OTTAWA (CUP) — Canada’s immigration department has put international students from tsunami-ravaged regions on notice that they may be eligible for emergency work permits if they normally rely on funding from family back home.

Currently, international students in several provinces, are limited to finding on-campus work. That is, unless they are befallen by destitute circumstances.

Anticipating that many international students in Canada may be in that position after last month’s tsunami devastation in parts of Asia and Africa, the immigration department set up a call centre and circulated a notice to international students to inform them they may qualify for a work permit.

Repeated attempts to reach the immigration department for comment failed. It is not known how many students have applied for the emergency permits so far.

International students who have lost the income they rely on to attend university in Canada must prove they have a known address in one of the devastated regions, and must show how they were financing their education to be eligible.

A Sri Lankan undergraduate student at Carleton University, who wished to remain anonymous, is hoping he will qualify for a permit. The student began his studies in September and has been relying on his family in Sri Lanka to help pay for his education.

With the family business of distributing groceries and textiles in the Tamil-controlled Jaffna region devastated by the loss of the local market, it has been difficult for this student to get by.

There are some relatives established in Canada that have already helped, but he says he can’t burden them further.

He has scratched together his tuition — at more than $7,000 a term, it is double the domestic rate — but it is the day-to-day expenses that have him worried.

“I don’t know how it will work,” he said. “Certain expenses are not planned.”

He is not bitter about having to pay higher tuition. And he says he doesn’t expect to have his education subsidized by the Canadian government the way domestic students do. But he doesn’t understand why international students aren’t allowed to make a few bucks to help cover their own expenses.

Laura Cohen, an international student advisor at Carleton University, is working with this student to apply for the emergency work permit. However, she says she is worried that difficulties in proving their “destitute” circumstances will put help out of reach for many students from the affected regions.

“It’s not quite as generous as immigration is stating it to be,” Cohen said.

There are risks, Cohen says, when international students tell the immigration department they cannot afford to stay in Canada, especially if students are in the early years of their degree.

“You run the risk, for instance, if you are a new student, of immigration saying to you ‘Go home,'” Cohen said.

For this reason Cohen says she doesn’t usually recommend students apply for the emergency permits. In her six years at Carleton, Cohen has known eight students who have been able to get permits.

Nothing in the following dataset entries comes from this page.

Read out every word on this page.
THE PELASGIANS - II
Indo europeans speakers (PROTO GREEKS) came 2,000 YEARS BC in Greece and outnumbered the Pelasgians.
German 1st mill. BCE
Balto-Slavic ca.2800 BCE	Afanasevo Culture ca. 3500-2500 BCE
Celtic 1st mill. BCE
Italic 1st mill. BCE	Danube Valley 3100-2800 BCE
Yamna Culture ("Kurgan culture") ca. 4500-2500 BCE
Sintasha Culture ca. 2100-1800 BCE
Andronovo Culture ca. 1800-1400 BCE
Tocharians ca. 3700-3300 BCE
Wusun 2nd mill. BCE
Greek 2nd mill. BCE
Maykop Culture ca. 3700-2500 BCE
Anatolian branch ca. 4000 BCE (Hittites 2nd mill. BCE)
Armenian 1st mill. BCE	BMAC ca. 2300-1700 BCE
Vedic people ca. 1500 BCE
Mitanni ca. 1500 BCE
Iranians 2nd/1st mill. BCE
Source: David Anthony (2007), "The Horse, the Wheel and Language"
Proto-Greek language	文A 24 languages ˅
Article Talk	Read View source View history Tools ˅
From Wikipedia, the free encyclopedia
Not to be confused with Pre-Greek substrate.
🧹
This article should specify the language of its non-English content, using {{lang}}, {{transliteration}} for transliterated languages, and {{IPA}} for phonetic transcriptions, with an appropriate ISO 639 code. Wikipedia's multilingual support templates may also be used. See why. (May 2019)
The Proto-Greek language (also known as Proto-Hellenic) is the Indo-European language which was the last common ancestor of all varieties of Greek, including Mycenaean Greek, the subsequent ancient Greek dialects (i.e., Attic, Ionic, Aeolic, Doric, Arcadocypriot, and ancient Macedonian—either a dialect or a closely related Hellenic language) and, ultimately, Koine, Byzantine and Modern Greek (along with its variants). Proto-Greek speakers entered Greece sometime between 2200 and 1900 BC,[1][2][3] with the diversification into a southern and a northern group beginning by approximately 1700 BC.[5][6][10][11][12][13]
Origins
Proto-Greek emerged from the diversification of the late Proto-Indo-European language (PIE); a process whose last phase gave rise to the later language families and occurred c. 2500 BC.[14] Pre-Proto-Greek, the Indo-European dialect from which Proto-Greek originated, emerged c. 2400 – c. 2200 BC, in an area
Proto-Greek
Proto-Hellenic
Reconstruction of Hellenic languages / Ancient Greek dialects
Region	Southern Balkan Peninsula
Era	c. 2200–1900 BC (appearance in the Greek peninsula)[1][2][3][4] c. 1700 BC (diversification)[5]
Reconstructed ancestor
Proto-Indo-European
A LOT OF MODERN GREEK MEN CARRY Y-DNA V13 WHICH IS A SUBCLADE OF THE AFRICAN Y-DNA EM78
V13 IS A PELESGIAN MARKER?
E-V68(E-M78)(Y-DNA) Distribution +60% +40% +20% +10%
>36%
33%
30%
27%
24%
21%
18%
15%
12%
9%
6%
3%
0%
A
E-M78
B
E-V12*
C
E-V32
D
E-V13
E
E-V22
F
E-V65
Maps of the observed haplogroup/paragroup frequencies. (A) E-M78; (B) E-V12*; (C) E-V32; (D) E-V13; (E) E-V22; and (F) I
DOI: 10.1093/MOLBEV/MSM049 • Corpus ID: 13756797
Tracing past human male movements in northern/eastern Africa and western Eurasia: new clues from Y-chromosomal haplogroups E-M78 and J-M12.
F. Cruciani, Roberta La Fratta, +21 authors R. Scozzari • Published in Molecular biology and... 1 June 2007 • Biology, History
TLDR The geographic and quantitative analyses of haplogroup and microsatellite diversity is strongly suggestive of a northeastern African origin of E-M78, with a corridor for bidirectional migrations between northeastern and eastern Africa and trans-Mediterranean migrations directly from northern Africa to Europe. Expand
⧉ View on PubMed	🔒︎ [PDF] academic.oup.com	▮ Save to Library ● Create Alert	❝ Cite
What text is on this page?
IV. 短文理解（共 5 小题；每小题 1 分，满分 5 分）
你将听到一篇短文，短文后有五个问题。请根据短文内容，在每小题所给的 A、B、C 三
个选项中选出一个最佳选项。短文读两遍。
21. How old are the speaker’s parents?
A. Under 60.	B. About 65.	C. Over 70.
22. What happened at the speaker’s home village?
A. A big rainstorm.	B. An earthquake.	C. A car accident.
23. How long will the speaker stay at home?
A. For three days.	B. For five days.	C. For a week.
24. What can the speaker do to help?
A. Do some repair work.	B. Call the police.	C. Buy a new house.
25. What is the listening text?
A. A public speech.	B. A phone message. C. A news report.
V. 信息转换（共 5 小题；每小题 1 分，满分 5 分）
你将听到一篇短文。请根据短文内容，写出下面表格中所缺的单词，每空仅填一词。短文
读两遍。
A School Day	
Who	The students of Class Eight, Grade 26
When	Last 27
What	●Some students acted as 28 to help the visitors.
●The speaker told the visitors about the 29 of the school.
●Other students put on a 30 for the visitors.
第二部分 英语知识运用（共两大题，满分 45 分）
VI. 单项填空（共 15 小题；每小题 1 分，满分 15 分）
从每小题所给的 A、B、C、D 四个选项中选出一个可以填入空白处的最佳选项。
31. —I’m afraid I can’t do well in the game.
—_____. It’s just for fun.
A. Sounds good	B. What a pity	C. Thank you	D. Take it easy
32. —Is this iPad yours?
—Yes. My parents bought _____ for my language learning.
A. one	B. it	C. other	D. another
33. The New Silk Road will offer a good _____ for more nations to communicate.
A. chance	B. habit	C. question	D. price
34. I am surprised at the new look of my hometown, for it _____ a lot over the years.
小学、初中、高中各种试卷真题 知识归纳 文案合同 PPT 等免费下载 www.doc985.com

Cohen is concerned about how quickly the emergency permits for tsunami victims will be issued. While there is a dedicated call centre for tsunami victims, each case is then passed on to the main processing centre for all immigration claims. Cohen worries the emergency applications will be lost in the shuffle of the reams of immigration claims in Canada.

“I’m not confident it will take any less than six weeks. But maybe they will surprise me,” she said.

Cohen says that disaster or not, international students are suffering under the current system that confines them to campus work. They often can’t get the work experience they may need for their field, she says.

“It’s not just about money,” Cohen said. “It’s also about professional experience.”